Arbeitsmarkt 2025: Jeder dritte neu ausgeschriebene Job hat grünen Bezug
Green Economy prägt zunehmend den deutschen Arbeitsmarkt
Im Jahr 2025 war rund ein Drittel aller in Deutschland ausgeschriebenen Stellen mit der Green Economy verbunden – ein deutlicher Anstieg gegenüber 2019, als es noch etwa jede fünfte Stelle war. Besonders ausgeprägt ist der Trend in der Industrie: 44 Prozent der dort 2025 veröffentlichten Stellen wiesen einen Nachhaltigkeitsbezug auf.
Nach Auswertung von Millionen Online-Stellenanzeigen meldet die Green Economy 2,9 Millionen ausgeschriebene Jobs bei insgesamt 9,9 Millionen Stellen im Jahr 2025. Sechs Jahre zuvor lag die Zahl in diesem Bereich noch bei etwa 1,9 Millionen. Damit zeigt sich: Nachhaltigkeit ist nicht länger Nische, sondern wirtschaftlicher Treiber und Beschäftigungsmotor.

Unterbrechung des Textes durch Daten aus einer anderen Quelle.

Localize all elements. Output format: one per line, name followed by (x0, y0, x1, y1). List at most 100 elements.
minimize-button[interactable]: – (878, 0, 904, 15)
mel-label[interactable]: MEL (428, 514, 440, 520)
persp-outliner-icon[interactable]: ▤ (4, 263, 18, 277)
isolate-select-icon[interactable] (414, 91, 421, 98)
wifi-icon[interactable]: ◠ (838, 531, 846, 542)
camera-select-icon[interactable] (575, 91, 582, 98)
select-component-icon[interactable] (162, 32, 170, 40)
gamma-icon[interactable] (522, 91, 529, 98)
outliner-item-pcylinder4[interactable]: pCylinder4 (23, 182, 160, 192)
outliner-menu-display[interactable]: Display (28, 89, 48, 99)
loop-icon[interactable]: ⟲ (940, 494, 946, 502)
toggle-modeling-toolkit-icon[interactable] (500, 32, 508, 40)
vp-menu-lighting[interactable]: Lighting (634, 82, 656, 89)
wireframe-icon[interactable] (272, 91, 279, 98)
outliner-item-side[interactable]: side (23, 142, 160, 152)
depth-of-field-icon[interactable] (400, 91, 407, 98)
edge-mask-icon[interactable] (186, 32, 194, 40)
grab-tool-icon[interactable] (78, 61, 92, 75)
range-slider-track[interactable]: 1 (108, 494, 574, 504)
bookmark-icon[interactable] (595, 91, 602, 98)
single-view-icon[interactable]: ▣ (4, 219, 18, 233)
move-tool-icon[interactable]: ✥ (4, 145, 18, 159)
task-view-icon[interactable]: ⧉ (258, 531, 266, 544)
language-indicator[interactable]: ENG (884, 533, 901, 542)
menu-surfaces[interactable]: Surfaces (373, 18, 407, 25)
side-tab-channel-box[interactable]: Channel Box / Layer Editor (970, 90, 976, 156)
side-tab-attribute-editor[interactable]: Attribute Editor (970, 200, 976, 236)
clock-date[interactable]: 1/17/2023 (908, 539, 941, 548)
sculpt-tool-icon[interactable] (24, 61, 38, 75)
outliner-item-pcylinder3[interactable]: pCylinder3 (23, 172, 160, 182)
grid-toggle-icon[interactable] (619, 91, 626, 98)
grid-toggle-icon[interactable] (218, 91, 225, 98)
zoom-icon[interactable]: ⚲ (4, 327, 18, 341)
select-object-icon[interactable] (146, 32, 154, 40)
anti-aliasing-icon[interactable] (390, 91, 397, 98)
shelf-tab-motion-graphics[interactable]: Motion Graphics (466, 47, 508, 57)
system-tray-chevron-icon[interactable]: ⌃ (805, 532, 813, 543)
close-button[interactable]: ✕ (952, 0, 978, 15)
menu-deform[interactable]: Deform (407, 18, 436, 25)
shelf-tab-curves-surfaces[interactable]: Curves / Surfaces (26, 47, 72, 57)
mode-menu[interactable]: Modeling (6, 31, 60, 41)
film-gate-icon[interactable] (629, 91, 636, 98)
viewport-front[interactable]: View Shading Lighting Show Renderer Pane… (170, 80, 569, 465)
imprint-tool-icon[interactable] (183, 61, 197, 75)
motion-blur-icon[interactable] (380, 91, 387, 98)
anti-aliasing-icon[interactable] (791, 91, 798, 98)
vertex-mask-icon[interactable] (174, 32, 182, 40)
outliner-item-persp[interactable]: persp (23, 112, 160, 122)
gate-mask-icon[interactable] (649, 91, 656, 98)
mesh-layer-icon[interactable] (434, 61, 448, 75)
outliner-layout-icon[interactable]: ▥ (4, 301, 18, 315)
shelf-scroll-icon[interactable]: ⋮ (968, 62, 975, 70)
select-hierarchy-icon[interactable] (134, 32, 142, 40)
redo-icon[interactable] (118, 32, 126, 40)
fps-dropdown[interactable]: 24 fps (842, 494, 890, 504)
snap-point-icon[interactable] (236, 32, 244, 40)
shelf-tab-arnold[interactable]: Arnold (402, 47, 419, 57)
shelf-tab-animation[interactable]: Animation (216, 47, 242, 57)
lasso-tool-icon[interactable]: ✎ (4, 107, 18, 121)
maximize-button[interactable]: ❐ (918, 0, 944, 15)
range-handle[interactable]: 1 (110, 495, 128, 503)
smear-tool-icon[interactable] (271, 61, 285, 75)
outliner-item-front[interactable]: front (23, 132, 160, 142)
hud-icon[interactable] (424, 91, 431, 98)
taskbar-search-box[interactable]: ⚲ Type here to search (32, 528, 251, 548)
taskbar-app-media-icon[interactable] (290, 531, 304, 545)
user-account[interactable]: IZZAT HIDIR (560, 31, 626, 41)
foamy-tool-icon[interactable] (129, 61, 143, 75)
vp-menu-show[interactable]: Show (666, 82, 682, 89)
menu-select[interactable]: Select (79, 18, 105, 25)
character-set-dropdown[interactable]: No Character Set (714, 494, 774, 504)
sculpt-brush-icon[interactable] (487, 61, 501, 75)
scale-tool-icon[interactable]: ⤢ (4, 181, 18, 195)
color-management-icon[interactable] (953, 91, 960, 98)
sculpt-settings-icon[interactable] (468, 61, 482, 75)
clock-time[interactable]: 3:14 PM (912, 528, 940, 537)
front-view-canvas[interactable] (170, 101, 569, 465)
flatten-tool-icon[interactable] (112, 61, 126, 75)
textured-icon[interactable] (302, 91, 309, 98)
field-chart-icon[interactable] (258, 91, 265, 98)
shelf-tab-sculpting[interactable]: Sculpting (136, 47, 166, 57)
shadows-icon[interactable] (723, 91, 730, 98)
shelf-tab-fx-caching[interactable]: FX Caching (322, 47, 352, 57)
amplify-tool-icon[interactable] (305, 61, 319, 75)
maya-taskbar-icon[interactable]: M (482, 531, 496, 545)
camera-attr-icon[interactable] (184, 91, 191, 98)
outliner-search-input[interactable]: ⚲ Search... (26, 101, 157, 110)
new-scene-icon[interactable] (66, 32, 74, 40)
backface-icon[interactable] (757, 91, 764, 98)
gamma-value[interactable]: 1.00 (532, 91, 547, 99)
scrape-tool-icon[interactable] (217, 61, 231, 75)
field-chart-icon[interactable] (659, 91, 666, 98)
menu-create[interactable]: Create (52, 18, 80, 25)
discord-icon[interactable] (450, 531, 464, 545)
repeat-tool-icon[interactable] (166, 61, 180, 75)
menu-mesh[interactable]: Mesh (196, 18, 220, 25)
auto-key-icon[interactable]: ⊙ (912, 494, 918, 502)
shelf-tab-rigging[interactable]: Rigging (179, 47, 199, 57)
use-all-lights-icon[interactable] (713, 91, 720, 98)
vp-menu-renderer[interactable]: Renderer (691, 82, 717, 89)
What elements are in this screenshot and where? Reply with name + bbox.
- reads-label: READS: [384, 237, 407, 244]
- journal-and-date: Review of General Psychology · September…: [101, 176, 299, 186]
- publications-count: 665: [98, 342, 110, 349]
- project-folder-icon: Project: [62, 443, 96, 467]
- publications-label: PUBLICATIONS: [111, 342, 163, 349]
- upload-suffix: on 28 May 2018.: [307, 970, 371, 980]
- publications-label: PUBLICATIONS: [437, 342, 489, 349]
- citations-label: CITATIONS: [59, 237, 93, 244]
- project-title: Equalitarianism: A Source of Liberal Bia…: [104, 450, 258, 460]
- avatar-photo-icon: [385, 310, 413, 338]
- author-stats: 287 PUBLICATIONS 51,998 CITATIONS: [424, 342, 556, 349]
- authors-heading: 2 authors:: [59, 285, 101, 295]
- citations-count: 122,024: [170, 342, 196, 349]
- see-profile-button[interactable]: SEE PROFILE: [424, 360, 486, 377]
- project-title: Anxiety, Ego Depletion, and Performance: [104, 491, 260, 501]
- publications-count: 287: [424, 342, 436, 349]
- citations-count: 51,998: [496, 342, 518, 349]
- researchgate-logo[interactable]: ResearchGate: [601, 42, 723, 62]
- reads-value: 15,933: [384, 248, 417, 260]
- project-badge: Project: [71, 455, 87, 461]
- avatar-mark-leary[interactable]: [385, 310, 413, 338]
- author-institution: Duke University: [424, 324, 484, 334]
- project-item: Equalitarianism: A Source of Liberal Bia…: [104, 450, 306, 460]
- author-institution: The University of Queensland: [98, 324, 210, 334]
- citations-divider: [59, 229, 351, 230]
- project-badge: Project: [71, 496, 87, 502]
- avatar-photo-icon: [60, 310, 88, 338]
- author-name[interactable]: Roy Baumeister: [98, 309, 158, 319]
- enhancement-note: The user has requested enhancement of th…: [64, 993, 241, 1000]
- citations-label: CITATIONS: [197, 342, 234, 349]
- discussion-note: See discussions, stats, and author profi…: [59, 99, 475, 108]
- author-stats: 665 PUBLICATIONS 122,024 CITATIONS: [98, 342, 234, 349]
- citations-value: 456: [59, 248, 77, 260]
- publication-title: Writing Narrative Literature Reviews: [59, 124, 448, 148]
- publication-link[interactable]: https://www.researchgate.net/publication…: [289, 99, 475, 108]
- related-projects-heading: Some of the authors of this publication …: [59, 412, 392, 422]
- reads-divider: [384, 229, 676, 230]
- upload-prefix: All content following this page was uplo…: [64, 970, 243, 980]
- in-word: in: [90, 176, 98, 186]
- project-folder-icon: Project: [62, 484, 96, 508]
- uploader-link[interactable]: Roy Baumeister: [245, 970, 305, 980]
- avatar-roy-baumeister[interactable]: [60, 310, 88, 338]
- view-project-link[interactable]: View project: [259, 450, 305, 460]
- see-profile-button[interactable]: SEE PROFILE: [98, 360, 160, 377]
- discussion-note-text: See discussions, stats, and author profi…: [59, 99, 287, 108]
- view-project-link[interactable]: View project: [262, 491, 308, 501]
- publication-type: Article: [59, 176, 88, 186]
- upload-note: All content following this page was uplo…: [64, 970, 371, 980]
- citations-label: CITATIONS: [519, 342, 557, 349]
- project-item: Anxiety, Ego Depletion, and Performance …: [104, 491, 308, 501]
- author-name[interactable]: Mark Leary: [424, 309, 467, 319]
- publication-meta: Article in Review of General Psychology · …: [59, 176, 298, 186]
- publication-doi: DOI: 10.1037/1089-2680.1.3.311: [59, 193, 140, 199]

Kreislaufwirtschaft führt, Energiewende auf Platz vier
Die Kreislaufwirtschaft stellt mit 15,6 Prozent aller Stellenanzeigen den größten Teil des grünen Arbeitsmarkts. Dazu gehören Aufgaben entlang des gesamten Produktlebenszyklus, von nachhaltigem Design über Reparatur bis zu Wiederaufbereitung und Recycling. Gefolgt wird dieser Bereich von Umwelt- und Verkehrsthemen; erst an vierter Stelle stehen klassische Jobs der Energiewende. Erneuerbare Energien machten 2025 rund 345.000 ausgeschriebene Stellen aus, das entspricht etwa 3,5 Prozent aller Anzeigen.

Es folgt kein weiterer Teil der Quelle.